Coreia do Norte diz que testou arma mais avançada do mundo pela segunda vez
País teria feito teste com míssil hipersônico, o segundo do regime de Kim Jong Un; especialistas estão em dúvida sobre as alegações norte-coreanas
A Coreia do Norte afirma ter testado um míssil hipersônico, nesta quarta-feira (5), o segundo suposto teste dessa arma durante o regime de Kim Jong Un.
Se as afirmações feitas pela mídia estatal da Coreia do Norte forem verdadeiras, e em algum momento o país ser capaz de implantar uma arma hipersônica, isso poderá ter profundas implicações para a situação de segurança na Ásia.
Mas depois de a Coreia do Norte afirmar ter feito o primeiro teste hipersônico em setembro, e do segundo nesta semana, os analistas estão cautelosos.
“Um míssil hipersônico que pode derrotar sistemas avançados de defesa antimísseis vira o jogo caso uma ogiva nuclear for acoplada a ele”, Drew Thompson, ex-funcionário do Departamento de Defesa dos Estados Unidos e pesquisador sênior visitante da Escola de Políticas Públicas Lee Kuan Yew, da Universidade Nacional de Cingapura, disse após o teste de setembro.
Mas ele advertiu: “esse é um enorme ‘se’. Ter e querer não são a mesma coisa”.
Depois do teste de quarta-feira, Cheong Seong-chang, diretor do Centro de Estudos Norte-Coreanos do Instituto Sejong, um think tank sul-coreano privado, disse que mais tempo e refinamentos serão necessários antes que Pyongyang possa usar uma arma hipersônica.
“A Coreia do Norte precisará de pelo menos mais dois ou três lançamentos de teste no futuro para concluir seu míssil hipersônico”, disse ele.
O que é um míssil hipersônico?
Quando nos referimos a um míssil hipersônico, o que estamos realmente falando é sua carga útil, ou o que está acoplado no topo do foguete. Nesse caso, a carga útil é o que se denomina veículo planador hipersônico (HGV, na sigla em inglês).
De acordo com especialistas, os HGVs podem, teoricamente, voar até 20 vezes a velocidade do som e podem ser muito manobráveis durante o voo, tornando-os quase impossíveis de derrubar.
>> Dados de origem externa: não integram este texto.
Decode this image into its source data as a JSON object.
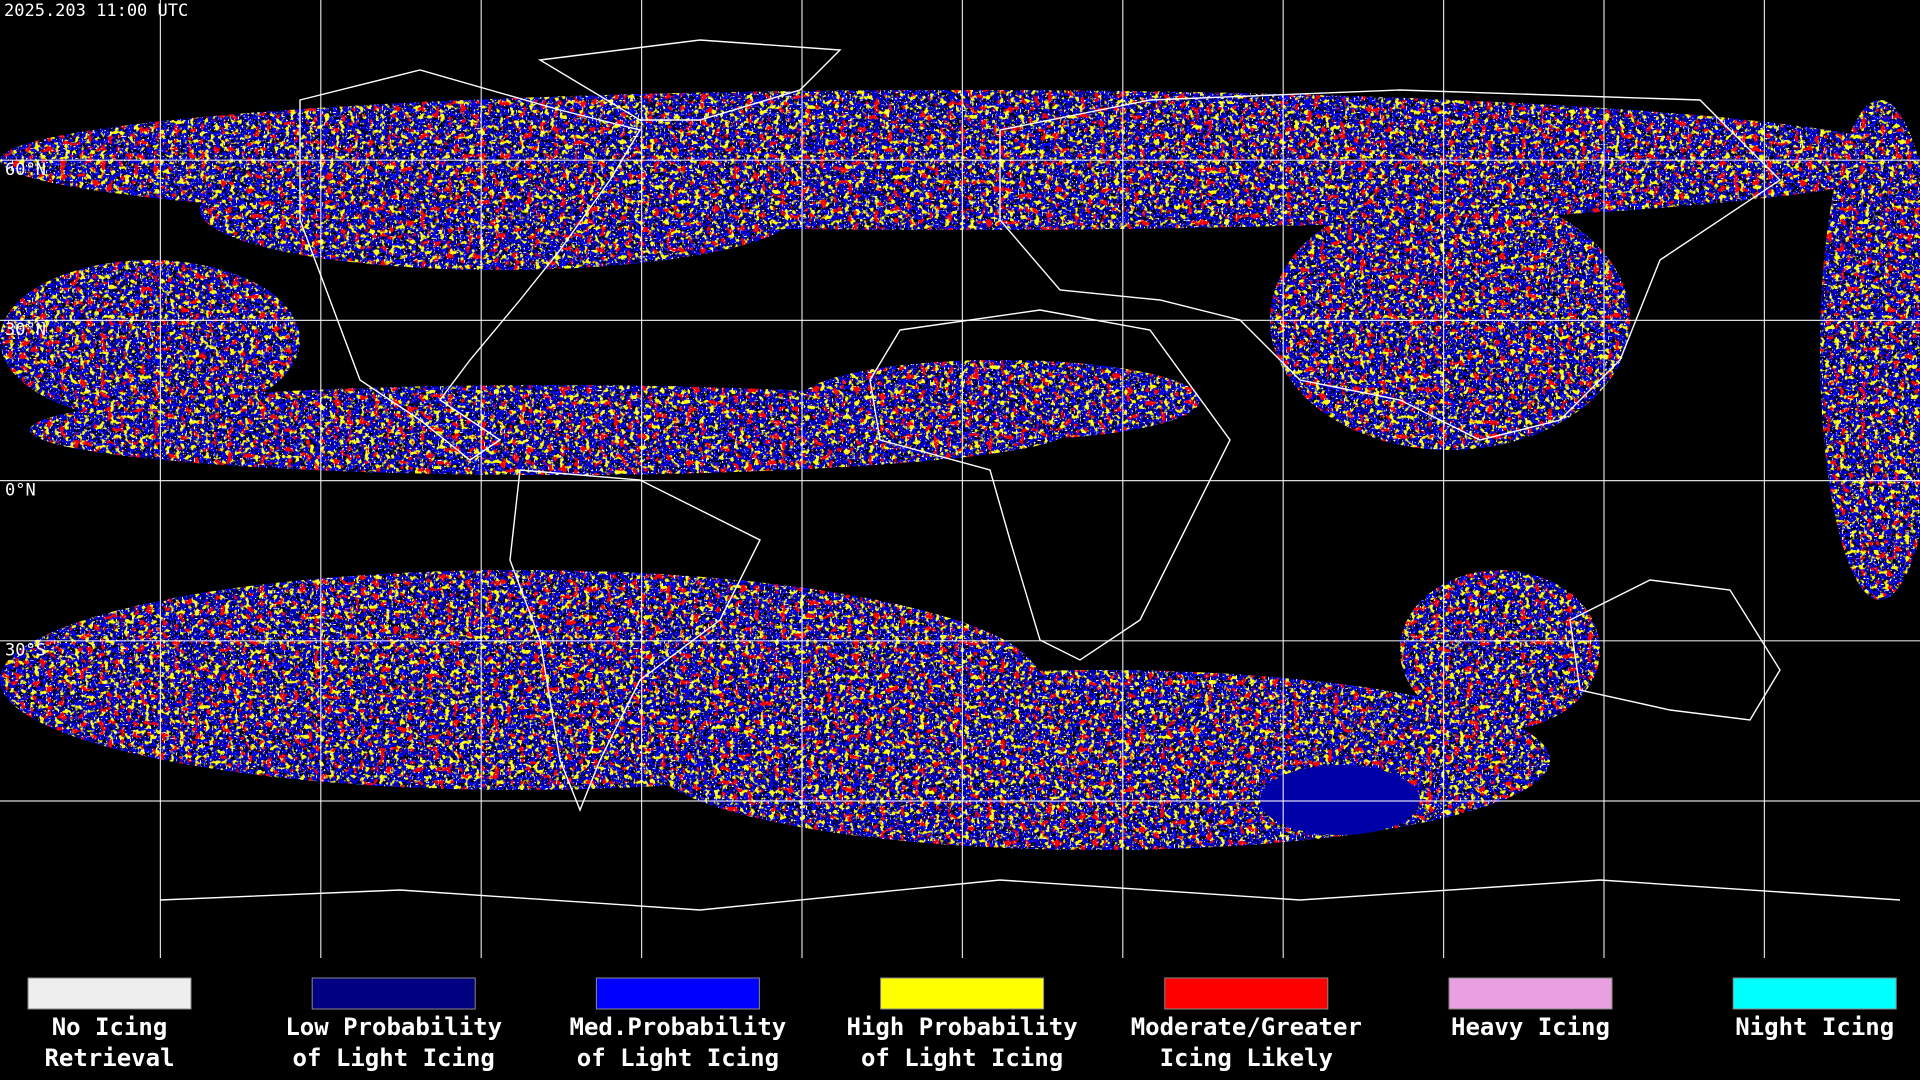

Como os mísseis balísticos, as armas planadoras hipersônicas são lançadas por foguetes na atmosfera. Mas enquanto uma ogiva de míssil balístico é amplamente alimentada pela gravidade assim que começa sua descida até o alvo a partir de uma altura de 1 mil quilômetros, os hipersônicos mergulham de volta à Terra antes de achatar sua trajetória de voo – voando apenas dezenas de quilômetros acima o solo, de acordo com um relatório sobre hipersônicos da Union of Concerned Scientists.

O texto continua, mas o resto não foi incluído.